Ms Payne called on Myanmar's security forces "to exercise restraint and refrain from violence against civilians."
She added: "Australia has had a limited bilateral Defence Cooperation Program with Myanmar's military, restricted to non-combat areas such as English language training. This program will be suspended."
Her statement comes as horrific photos emerged from the country this week amid a brutal crackdown by the regime using bullets and tear gas.
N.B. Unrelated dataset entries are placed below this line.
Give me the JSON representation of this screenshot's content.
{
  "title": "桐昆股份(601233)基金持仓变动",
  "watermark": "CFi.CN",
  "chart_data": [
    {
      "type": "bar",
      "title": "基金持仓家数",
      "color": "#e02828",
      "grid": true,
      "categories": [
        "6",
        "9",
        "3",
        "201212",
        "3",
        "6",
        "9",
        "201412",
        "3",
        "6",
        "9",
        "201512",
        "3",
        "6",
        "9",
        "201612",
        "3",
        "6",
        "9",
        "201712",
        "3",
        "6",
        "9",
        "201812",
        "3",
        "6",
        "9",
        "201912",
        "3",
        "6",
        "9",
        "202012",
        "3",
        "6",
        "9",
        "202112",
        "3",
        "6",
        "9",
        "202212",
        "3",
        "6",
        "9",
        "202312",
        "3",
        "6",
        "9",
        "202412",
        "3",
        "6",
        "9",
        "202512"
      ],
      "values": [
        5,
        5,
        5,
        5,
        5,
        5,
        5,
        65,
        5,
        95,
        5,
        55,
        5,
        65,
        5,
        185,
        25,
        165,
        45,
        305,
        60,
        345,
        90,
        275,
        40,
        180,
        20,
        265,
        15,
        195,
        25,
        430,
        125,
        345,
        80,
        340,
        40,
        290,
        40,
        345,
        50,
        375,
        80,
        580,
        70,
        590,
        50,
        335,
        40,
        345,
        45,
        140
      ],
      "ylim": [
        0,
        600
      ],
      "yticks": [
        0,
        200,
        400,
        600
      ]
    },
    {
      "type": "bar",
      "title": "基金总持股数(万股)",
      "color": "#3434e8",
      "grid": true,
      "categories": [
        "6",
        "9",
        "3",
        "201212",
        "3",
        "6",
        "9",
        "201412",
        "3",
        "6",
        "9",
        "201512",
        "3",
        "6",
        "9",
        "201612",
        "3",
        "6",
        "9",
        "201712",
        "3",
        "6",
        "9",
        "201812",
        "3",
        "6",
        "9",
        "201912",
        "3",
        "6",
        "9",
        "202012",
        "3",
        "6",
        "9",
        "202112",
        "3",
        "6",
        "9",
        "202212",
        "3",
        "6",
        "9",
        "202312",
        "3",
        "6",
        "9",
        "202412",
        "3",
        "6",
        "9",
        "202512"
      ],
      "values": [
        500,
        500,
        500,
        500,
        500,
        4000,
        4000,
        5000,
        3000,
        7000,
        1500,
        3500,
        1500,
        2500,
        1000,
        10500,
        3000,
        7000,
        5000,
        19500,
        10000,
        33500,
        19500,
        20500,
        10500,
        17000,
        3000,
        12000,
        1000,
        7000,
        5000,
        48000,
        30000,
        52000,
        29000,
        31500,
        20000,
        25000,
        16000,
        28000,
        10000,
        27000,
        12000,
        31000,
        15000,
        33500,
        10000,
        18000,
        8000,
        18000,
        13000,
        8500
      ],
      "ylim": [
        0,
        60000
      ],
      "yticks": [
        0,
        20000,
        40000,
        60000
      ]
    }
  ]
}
Wednesday marked the "bloodiest day" so far, with at least 38 protesters killed and scores more injured after authorities opened fire on crowds.
The UN's envoy to Myanmar Christine Schraner Burgener said that more than 50 had died since the military coup last month.
The chaos began on February 1 when the army deposed the democratically elected government and detained leader Aung San Suu Kyi.
Ms Payne also reiterated calls for the release of Australian academic Sean Turnell, who has been detained in Myanmar with limited consular access for more than 30 days.
"We call for the immediate release of Professor Sean Turnell, State Counsellor Aung San Suu Kyi, President Win Myint and others who have been arbitrarily detained since 1 February," she said in the statement.
"As a longstanding supporter of Myanmar's democratic transition, Australia has been reviewing its Myanmar policy settings. We have also undertaken extensive consultations with our international partners particularly our ASEAN neighbours, Japan and India. The political stability of ASEAN member states is essential to achieving our vision for a secure, peaceful, prosperous and open Indo-Pacific region with ASEAN at its centre."
Ms Payne said that Australia's development program was to be re-directed to "the immediate humanitarian needs of the most vulnerable and poor including the Rohingyas and other ethnic minorities" and that it would "seek to ensure" this engagement was with non-government organisations.
The foreign minister said that Australia would "continue to review" its sanctions regime - already includes an arms embargo on supplying weapons to Myanmar and specific sanctions on a number of individuals.
"We call on the Myanmar regime to engage in dialogue," she added.